Think of it in three phases:
If you're hitting meaningful profit early, you're almost certainly looking at volatility crush rather than normal decay. Archer recommends closing at a lower profit threshold because the remaining time means remaining risk, and the premium that generated the quick profit has largely been harvested.
This is the sweet spot — theta is accelerating, the stock has had time to establish a trend, and the bulk of your expected return is materializing as planned. You're in the normal operating range of the strategy.
You're close to expiration. Theta decay is nearly complete, but gamma risk is rising — the option becomes increasingly sensitive to short-term stock moves. The position is mostly resolved; the goal is to exit cleanly.
The IV adjustment — higher risk, earlier exit
There's one more layer on top of the time adjustment: implied volatility at the time you opened the position.
High-IV stocks generate larger premiums. That's the compensation for higher uncertainty. RKLB paying $2.50 for a put that a lower-volatility stock would pay $0.30 for isn't free money — it reflects the market's genuine assessment of how much that stock could move.
If you sold a put on a high-IV stock and captured 40% of the premium in the first week, you've harvested a significant portion of what that position can reasonably deliver. The same uncertainty that generated the large premium can also generate a large adverse move. Holding for an additional 10 or 15 percentage points of profit exposes you to exactly the tail risk the elevated premium was compensating for.

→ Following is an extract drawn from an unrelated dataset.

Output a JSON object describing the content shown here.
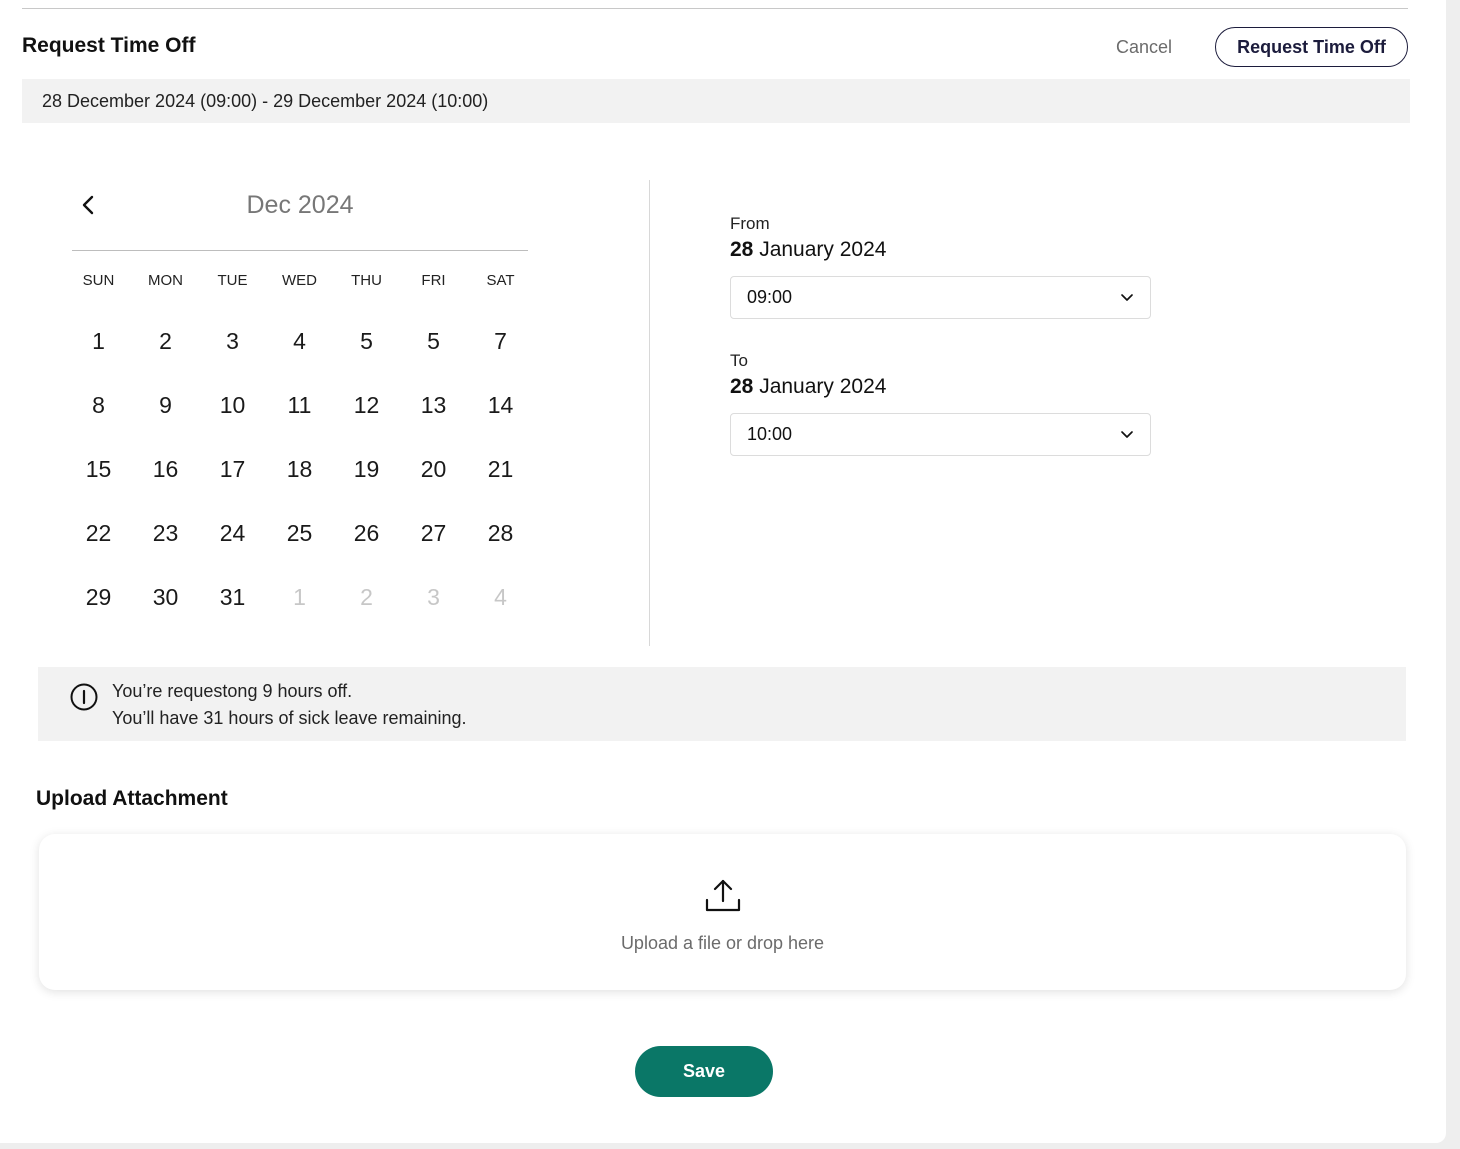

Archer adjusts the close thresholds downward for high-IV positions. The richer the premium at open, the earlier the system recommends capturing it. This isn't counterintuitive once you accept the underlying logic: the premium you collected was payment for risk. Taking that risk off the table early — and redeploying into a fresh position — is often a better expected-value decision than grinding for maximum profit on a position that's already done most of its work.
Capital velocity — the concept behind the curve
There's a deeper principle underneath the Dynamic Profit Curve that's worth naming explicitly: capital velocity.
The wheel strategy isn't about individual trade profits. It's about how much return you can generate from a given pool of capital over time. A position that returns 40% of its maximum profit in one week and frees up capital for a fresh position may generate more annualized return than a position that runs to 80% of maximum profit over four weeks.
The math: if you can run two 40% cycles in the same time it takes to run one 75% cycle — and fresh positions have comparable expected returns — two cycles win. The Dynamic Profit Curve is Archer's attempt to optimize that tradeoff systematically, rather than leaving it to intuition or static rules.
This doesn't mean closing early is always right. If deal flow is thin — your universe doesn't have many good setups available — holding a profitable position longer makes more sense than closing into cash. Archer factors in whether redeployment opportunities exist before surfacing a close recommendation.
What this looks like in practice
You sell an AAPL $195 put for $0.85, 28 days to expiration. Three days later, AAPL reports a clean macro update and implied volatility drops. Your put is now worth $0.50 — you're sitting on 41% profit in three days.
Static rule: hold. You haven't hit 50% yet.
Dynamic Profit Curve: close. You're in the early period, you've captured a meaningful profit through vol crush, and the remaining $0.35 of value represents additional holding time and risk. Archer recommends closing and flags two other positions in your universe with fresh setups.
You're not squeezing the last drop out of this position. You're running a capital allocation system. That's a different objective — and the right one for systematic wheel trading.